Klöckners Bienengift für die Regierung

Verlogene Julia Klöckner – CDU-Ministerin für Ernährung und Landwirtschaft.

Das Bundesamt für Verbraucherschutz lässt 18 Ackergifte zu, die Insekten schädigen können. Umweltministerin Schulze hält das für rechtswidrig. Für die Zusammenarbeit in der Bundesregierung ist es Gift, für Bienen, Käfer, Schmetterlinge sowieso. 18 Pflanzenschutzmittel, darunter ein Glyphosat-Unkrautvernichter und ein Insektenbekämpfungsmittel mit dem bienengiftigen Wirkstoff Cyantraniliprole, haben die Zulassung für den deutschen Markt bekommen.

Erteilt von der Behörde, die CDU-Agrarministerin Julia Klöckner untersteht: dem Bundesamt für Verbraucherschutz und Lebensmittelsicherheit, BVL. Das von SPD-Ministerin Svenja Schulze geführte Umweltministerium hält dies für rechtswidrig – und erklärt der taz, es handele sich um einen „Verstoß gegen die Regeln des Zulassungsverfahrens gemäß Pflanzenschutzgesetz“.

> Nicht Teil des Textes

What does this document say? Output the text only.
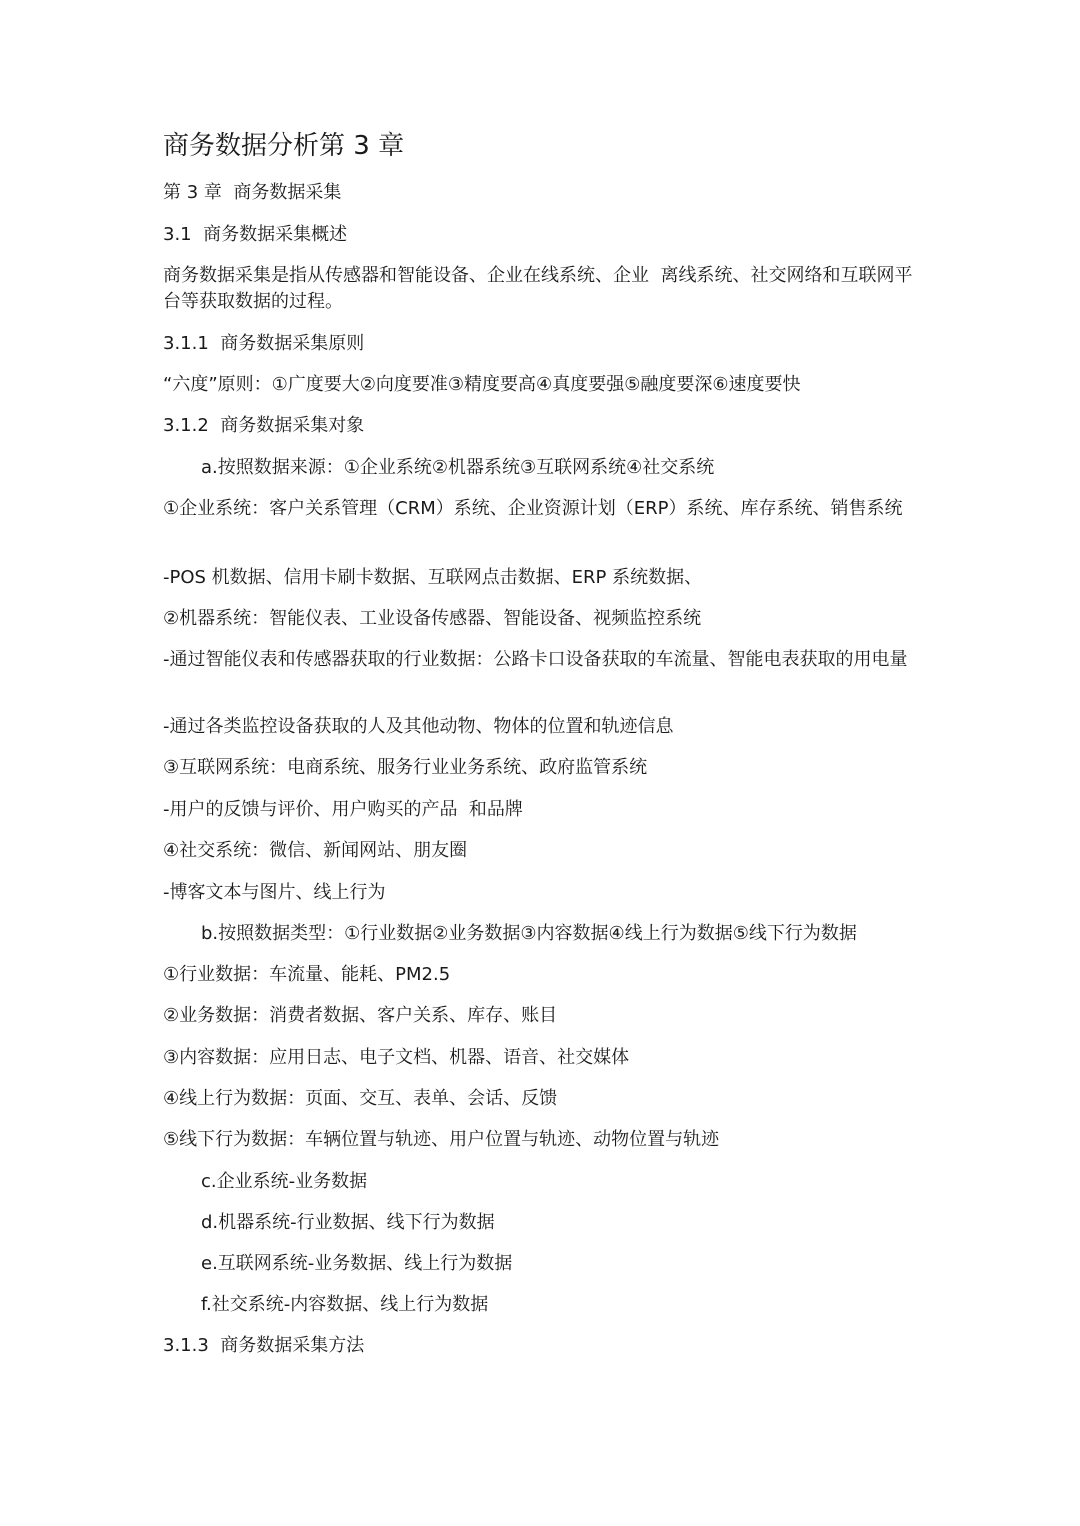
商务数据分析第 3 章
第 3 章  商务数据采集
3.1  商务数据采集概述
商务数据采集是指从传感器和智能设备、企业在线系统、企业  离线系统、社交网络和互联网平台等获取数据的过程。
3.1.1  商务数据采集原则
“六度”原则：①广度要大②向度要准③精度要高④真度要强⑤融度要深⑥速度要快
3.1.2  商务数据采集对象
a.按照数据来源：①企业系统②机器系统③互联网系统④社交系统
①企业系统：客户关系管理（CRM）系统、企业资源计划（ERP）系统、库存系统、销售系统
-POS 机数据、信用卡刷卡数据、互联网点击数据、ERP 系统数据、
②机器系统：智能仪表、工业设备传感器、智能设备、视频监控系统
-通过智能仪表和传感器获取的行业数据：公路卡口设备获取的车流量、智能电表获取的用电量
-通过各类监控设备获取的人及其他动物、物体的位置和轨迹信息
③互联网系统：电商系统、服务行业业务系统、政府监管系统
-用户的反馈与评价、用户购买的产品  和品牌
④社交系统：微信、新闻网站、朋友圈
-博客文本与图片、线上行为
b.按照数据类型：①行业数据②业务数据③内容数据④线上行为数据⑤线下行为数据
①行业数据：车流量、能耗、PM2.5
②业务数据：消费者数据、客户关系、库存、账目
③内容数据：应用日志、电子文档、机器、语音、社交媒体
④线上行为数据：页面、交互、表单、会话、反馈
⑤线下行为数据：车辆位置与轨迹、用户位置与轨迹、动物位置与轨迹
c.企业系统-业务数据
d.机器系统-行业数据、线下行为数据
e.互联网系统-业务数据、线上行为数据
f.社交系统-内容数据、线上行为数据
3.1.3  商务数据采集方法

Viele Menschen sind beunruhigt, weil ein Großteil der heimischen Kerbtiere verschwindet und damit auch Nahrung für Vögel: Knapp 1,8 Millionen Menschen haben gerade erst das „Volksbegehren Artenvielfalt – Rettet die Bienen“ in Bayern unterzeichnet. Auch darum hat der Streit über die Pflanzenschutzmittel in der Regierung Wucht – und Tradition.
Klöckners Vorgänger hatte mit einem Glyphosat-Alleingang Ende 2017 für Empörung gesorgt. Er stimmte zu, den Wirkstoff weitere fünf Jahr in der EU zu genehmigen – trotz der ausdrücklichen Weisung, sich zu enthalten, weil das Umweltressort anderer Meinung war. Nur deshalb können heute überhaupt noch Pflanzenschutzmittel mit Glyphosat auf nationaler Ebene zugelassen werden.